Drug delivery collaborations……
Syngenix Ltd (Cambridge, UK) has signed an agreement with GlaxoWellcome (Research Triangle Park, NC, USA) for the
drug delivery of one of GlaxoWellcome’s drug candidates. Glaxo R&D will use the neuronal drug delivery technology from
SynGenix, ProVector, to target their drug for neuropathic pain directly to sites within the nerve. This system is hoped to en-
able much higher therapeutic doses to be achieved while minimizing the potential for adverse effects. The system is also said
to enable the delivery of large molecules that would otherwise be broken down in the body.
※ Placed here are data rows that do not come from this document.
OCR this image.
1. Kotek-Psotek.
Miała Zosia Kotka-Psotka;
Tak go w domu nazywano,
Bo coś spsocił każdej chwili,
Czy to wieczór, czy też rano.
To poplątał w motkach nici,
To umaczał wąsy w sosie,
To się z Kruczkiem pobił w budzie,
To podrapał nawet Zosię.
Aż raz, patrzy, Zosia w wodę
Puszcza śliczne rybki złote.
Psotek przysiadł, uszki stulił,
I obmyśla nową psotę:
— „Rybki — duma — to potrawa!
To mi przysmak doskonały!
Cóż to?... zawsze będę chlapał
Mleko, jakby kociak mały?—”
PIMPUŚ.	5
The financial details of the
agreement were not disclosed.
Bradford Particle Design (BPD; Bradford, UK) has signed a licensing agreement with Bristol-Myers Squibb (BMS;
Princeton, NJ, USA) to provide BMS access to their supercritical fluid technology for controlling the formation of dry powder
particles. BMS paid BPD an undisclosed up-front licence fee for the knowledge and equipment, and for clinical trial materials
for specific collaborative projects. ‘Engineered pharmaceutical powders are playing an increasingly important role in
enabling new drugs and adding value to currently marketed products,’ said Ronald L. Smith, Director of Exploratory
Biopharmaceutics and Drug Delivery, BMS Research Institute. ‘This agreement strengthens our research and pharmaceutical
development platform by allowing us to apply proprietary technologies to our innovative drug products.’